Dr. O’Mansky’s Jewish faith defined his life.
He was a longtime active member of Baltimore Hebrew Congregation, where he was a member of its Board of Electors from 1973 to 1975, serving as vice president from 1975 to 1977. From 1977 to 1978, he was first vice president of the board, and served as president from 1978 to 1980.
From 1974 to 1976, he also served as president of the congregation’s Parents Association. He was the congregation’s representative to the Baltimore Board of Jewish Education from 1974 to 1976, and was board secretary from 1976 to 1978. He later chaired the board’s education committee from 1981 to 1983.

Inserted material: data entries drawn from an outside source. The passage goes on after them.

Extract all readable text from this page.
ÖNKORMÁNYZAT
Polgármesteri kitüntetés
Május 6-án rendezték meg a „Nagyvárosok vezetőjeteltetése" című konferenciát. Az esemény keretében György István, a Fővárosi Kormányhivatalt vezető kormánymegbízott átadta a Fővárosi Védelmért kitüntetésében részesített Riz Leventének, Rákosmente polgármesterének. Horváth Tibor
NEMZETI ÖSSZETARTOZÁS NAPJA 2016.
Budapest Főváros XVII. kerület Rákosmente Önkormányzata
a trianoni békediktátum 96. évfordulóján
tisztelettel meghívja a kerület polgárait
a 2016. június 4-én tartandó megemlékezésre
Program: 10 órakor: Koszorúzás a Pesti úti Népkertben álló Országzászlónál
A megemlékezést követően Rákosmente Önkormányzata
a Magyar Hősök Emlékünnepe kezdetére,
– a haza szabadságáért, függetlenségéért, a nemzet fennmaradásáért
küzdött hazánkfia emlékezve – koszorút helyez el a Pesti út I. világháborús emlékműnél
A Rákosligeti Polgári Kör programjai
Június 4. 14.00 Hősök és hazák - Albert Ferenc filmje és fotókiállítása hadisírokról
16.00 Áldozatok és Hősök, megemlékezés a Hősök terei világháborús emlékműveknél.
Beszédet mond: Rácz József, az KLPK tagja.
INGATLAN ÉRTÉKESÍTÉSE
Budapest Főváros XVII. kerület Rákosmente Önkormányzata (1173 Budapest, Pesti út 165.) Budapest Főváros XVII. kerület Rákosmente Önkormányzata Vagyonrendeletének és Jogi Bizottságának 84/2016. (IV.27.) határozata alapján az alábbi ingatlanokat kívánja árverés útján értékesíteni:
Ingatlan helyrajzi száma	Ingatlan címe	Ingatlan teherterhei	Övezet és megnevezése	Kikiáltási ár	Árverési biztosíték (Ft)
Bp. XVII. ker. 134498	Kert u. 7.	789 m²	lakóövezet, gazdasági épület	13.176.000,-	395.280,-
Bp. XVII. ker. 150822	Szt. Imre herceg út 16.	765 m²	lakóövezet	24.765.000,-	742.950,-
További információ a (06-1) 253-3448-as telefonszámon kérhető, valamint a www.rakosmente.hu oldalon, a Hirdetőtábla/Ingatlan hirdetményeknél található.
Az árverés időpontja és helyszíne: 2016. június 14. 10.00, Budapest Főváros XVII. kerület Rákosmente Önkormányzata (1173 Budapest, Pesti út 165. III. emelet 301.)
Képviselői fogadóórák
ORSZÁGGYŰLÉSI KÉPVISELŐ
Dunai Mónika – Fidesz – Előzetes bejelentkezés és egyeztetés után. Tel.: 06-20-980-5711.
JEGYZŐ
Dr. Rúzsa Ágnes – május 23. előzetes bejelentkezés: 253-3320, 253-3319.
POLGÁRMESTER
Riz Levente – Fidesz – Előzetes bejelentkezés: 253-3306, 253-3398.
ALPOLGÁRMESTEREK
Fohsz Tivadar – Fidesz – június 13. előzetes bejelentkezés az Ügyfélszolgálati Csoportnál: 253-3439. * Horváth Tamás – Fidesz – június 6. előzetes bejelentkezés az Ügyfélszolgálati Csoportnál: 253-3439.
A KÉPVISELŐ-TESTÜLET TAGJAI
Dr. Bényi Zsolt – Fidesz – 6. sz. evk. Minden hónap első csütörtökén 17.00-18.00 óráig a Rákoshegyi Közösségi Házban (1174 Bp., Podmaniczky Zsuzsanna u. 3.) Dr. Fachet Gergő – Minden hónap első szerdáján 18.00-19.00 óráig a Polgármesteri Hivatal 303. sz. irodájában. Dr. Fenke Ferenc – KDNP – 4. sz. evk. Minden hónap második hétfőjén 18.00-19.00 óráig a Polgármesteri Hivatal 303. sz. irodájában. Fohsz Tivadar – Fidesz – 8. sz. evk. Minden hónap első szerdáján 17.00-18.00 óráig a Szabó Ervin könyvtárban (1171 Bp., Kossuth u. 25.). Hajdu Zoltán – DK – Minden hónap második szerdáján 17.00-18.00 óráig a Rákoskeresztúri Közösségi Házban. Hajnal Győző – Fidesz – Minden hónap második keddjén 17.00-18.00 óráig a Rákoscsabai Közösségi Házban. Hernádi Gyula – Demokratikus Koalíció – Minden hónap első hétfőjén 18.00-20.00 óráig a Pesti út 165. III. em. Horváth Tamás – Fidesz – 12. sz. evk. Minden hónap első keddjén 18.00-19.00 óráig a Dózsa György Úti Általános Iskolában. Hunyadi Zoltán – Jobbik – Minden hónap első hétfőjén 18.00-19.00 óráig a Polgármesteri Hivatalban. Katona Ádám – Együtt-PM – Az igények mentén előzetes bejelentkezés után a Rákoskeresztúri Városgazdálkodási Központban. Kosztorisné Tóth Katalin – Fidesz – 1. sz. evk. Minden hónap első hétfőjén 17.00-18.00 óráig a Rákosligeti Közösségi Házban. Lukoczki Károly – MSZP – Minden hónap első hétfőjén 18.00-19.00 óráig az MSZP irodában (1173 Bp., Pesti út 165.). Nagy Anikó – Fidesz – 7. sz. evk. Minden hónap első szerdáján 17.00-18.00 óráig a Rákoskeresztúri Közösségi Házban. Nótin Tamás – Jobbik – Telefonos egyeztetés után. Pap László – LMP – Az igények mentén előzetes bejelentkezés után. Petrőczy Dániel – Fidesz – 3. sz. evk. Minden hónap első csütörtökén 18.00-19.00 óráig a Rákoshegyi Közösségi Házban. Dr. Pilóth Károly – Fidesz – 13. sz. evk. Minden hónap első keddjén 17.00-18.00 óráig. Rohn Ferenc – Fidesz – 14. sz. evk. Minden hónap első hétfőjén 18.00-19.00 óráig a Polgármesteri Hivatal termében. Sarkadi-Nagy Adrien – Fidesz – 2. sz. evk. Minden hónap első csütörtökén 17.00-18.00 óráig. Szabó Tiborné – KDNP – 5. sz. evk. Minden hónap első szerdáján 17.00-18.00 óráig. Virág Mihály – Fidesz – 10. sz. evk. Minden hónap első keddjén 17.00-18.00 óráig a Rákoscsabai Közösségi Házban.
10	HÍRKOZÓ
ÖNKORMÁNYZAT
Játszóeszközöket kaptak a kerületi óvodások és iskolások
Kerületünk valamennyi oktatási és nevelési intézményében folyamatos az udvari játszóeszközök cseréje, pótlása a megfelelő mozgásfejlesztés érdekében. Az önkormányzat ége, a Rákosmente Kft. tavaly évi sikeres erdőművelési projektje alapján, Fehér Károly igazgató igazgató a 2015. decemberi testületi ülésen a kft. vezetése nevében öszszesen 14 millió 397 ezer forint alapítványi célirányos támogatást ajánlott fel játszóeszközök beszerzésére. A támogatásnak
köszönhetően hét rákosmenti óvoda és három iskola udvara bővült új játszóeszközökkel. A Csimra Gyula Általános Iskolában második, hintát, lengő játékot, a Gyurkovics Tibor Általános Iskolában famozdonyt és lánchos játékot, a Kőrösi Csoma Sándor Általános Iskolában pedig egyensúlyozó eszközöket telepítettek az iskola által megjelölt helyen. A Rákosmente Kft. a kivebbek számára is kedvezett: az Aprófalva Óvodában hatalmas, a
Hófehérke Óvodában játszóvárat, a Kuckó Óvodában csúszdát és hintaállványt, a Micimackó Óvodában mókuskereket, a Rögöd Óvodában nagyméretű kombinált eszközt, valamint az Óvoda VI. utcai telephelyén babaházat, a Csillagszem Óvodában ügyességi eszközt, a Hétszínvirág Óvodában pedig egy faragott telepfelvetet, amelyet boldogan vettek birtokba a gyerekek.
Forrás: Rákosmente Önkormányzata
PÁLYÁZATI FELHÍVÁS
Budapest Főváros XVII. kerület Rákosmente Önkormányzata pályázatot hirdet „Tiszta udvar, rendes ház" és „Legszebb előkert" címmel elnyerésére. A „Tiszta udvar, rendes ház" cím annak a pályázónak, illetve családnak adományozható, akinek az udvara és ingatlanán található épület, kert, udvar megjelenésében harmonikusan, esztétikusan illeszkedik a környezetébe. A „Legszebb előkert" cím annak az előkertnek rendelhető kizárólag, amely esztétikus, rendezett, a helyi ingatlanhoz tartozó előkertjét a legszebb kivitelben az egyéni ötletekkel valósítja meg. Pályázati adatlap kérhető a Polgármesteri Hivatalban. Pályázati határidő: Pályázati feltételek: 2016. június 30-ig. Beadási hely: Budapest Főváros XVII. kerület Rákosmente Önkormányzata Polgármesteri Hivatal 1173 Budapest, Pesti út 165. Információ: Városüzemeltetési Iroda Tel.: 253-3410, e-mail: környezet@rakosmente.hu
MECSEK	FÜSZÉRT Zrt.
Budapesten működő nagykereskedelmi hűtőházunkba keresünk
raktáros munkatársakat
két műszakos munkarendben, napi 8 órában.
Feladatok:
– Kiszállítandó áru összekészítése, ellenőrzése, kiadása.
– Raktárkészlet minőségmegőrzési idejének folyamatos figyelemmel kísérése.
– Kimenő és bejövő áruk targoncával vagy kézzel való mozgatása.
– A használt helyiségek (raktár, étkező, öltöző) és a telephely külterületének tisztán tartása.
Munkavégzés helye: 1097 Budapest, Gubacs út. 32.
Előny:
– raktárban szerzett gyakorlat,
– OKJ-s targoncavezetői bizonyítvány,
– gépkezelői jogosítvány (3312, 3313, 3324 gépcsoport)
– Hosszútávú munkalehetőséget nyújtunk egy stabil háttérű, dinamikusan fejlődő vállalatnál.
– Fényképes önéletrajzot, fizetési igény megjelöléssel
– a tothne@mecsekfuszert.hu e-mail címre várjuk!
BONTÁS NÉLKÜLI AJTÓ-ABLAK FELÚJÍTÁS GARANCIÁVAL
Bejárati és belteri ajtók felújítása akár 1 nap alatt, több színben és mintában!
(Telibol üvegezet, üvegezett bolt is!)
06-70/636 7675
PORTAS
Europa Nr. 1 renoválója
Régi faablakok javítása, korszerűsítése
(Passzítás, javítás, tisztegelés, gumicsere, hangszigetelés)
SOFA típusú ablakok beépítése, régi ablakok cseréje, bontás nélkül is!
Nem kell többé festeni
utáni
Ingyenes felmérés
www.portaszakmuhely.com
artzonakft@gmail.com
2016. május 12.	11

Dr. O’Mansky also held numerous positions with the Union of American Hebrew Congregations and had served as president of its Mid-Atlantic Council.
He was chairman of UAHC’s Committee on AIDS from 1985 to 1989, and remained a member of the committee for another decade. From 1989 to 1994, he was a member of the group’s board of trustees.
“This was at a time that was early in the AIDS movement, and he wanted to help those suffering from AIDs and their families,” Rabbi Busch said.
Dr. O’Mansky’s efforts brought the UAHC’s convention to Baltimore in 1991.
“Bo led that charge that resulted in the convention coming to Baltimore, and it was the first time that more than 4,000 Reformed congregational representatives attended it,” Rabbi Busch said.
Dr. O’Mansky’s work on behalf of Reformed Judaism earned him local and national praise. In 2008, he was named an honorary lifetime member of the board of the Union of Reformed Judaism.
“Bo was a powerful leader, soft-spoken and a good listener,” Rabbi Busch said.
“He and Marlyn were both so open-hearted, and they gave large seders for enormous amounts of people,” Ms. Kobren said.
As his Parkinson’s progressed, his wife kept him engaged.
“It was Marlyn who kept him going and involved in things. She purchased a wheelchair-accessible van and would bring him to services,” Ms. Kobren said. “They founded the Dr. Bo Study Group, which was held in their home every four to six weeks. It was a Bible study group.”
After Dr. O’Mansky retired, he studied composition at the Peabody Conservatory. He also played the piano, liked listening to classical music and was a fan of Broadway musicals.
He enjoyed attending concerts of the Baltimore Symphony Orchestra and shows at Center Stage. He also was a sports fan.
Funeral services were held Sunday at his synagogue.
In addition to his wife and son-in-law, Dr. O’Mansky is survived by two sons, Marc O’Mansky of Boston and Matt O’Mansky of Youngstown, Ohio; a daughter, Karen O’Mansky of Durham, N.C.; a brother, Dr. Samuel O’Mansky of Fairfax, Va.; and two grandchildren.